Nell'immagine a lato un esempio di piccolo intervento che può aver impedito un
danno consistente. Ancora nel lontano 1966 la famosa alluvione del 4 novembre
gonfiò a dismisura un corso d'acqua (Val de Sìr), attivo solo in
occasione di piogge torrenziali, che origina (Boràl de Tèla) dalle
pendici del Tomatico a sud del paese. Il torrentello è limitato a valle da
grossi macigni e a monte da un robusto -e in vari punti alto- muro a secco, avente anche la funzione di
sostegno del terreno, al limite di un prato; il letto formato da un grossolano
selciato, allo scopo di impedire l'erosione sotto gli argini e frenare le acque;
la caduta dell'argine a valle avrebbe provocato l'uscita dell'acqua verso il
paese, mentre l'erosione dell'argine a monte poteva (e può) essere causa
dell'innesco di un'erosione ben più consistente. Infatti un tratto di torrente
scorre ai piedi di una collina morenica, facilmente erodibile in assenza del
muraglione di sostegno. E proprio in questo punto l'impeto dell'acqua riuscì a
strappare le pietre alla base del muro, provocandone la caduta per una decina di
metri: era così innescata l'erosione della collina a monte. Il primo intervento,
finalizzato a bloccare quell'erosione, si limitò a consolidare il selciato di
base, e ad elevare un muro alto circa 50 cm, livello ritenuto
massimo per
l'acqua, dove era stato asportato. In seguito altri
interventi contribuirono ad elevare l'altezza del
muro, in modo da fargli riprendere la funzione di sostegno del terreno a monte.

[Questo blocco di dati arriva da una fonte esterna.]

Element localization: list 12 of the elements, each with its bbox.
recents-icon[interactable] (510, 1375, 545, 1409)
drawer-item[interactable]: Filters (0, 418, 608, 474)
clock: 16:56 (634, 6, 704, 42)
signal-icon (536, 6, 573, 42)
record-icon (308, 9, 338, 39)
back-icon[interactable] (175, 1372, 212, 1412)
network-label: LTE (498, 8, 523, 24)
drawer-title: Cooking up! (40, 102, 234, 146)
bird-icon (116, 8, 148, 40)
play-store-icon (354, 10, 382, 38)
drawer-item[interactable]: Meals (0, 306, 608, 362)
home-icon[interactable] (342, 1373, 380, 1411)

Dopo tanti anni e vari altri interventi, il livello del muro, anche se non
ancora uguale a quello iniziale, è tale da arrestare la caduta del materiale a
monte, e naturalmente bloccare l'erosione delle acque in occasione di
brentàne. In assenza di questi pur piccoli interventi, la nicchia di
erosione si sarebbe estesa investendo la collina. Azioni analoghe a queste, dove
le terre sono trascurate e abbandonate, ovviamente non vengono più realizzate:
il danno derivante all'ambiente dall'abbandono della "cura" dei fondi, associata
alle attività agricole, è ovvio.
DAL PERIODICO MENSILE "TRATTORI"
Articolo tratto da un mensile che non parla in modo specifico di temi ambientali, tuttavia dedica all'argomento "difesa del suolo" queste osservazioni significative; si può considerare indice dell'interesse e preoccupazione che il tema suscita in ogni settore. L'articolo, che, pur sintetico, descrive ampiamente i costi "umani" e quelli economici, evidenzia anche due elementi fondamentali, tra le cause più rilevanti delle piene rovinose: abbandono dell'agricoltura e cementificazione di vaste aree di territorio. Il primo fattore è particolarmente significativo in zona collinare o montana come la nostra. La "cementificazione", termine onnicomprensivo per indicare una trasformazione del terreno che impedisce la crescita di vegetazione, è stata particolarmente devastante nelle zone di pianura, dove gli ettari sottratti annualmente alle attività agricole hanno valori incredibili; ma anche qui non si scherza, dovendosi tener conto della maggior vulnerabilità del territorio, in pendenza più o meno accentuata. Opere quali strade, per fare un esempio banale, se non costruite a regola d'arte e mantenute perfettamente efficienti, possono essere causa di danni enormi; supponiamo che su un tratto di mille metri, e per una larghezza di quattro, a causa di un difetto di costruzione o manutenzione l'acqua piovana non sia correttamente condotta a valle, e capiti un temporale -violento ma non eccezionale- che scarica in breve tempo 50mm di pioggia su quella superficie impermeabile. La quantità d'acqua che attraverserà il traguardo dei mille metri, in un tempo lievemente superiore alla durata del temporale, sarà di duecento metri cubi! Ipotizzata una durata di 40' per l'evento, si avrebbe un flusso medio di oltre 80 litri al secondo; i valori di punta sarebbero naturalmente più elevati. E' evidente che questa massa d'acqua può arrecare danni consistenti, e non solo alla strada!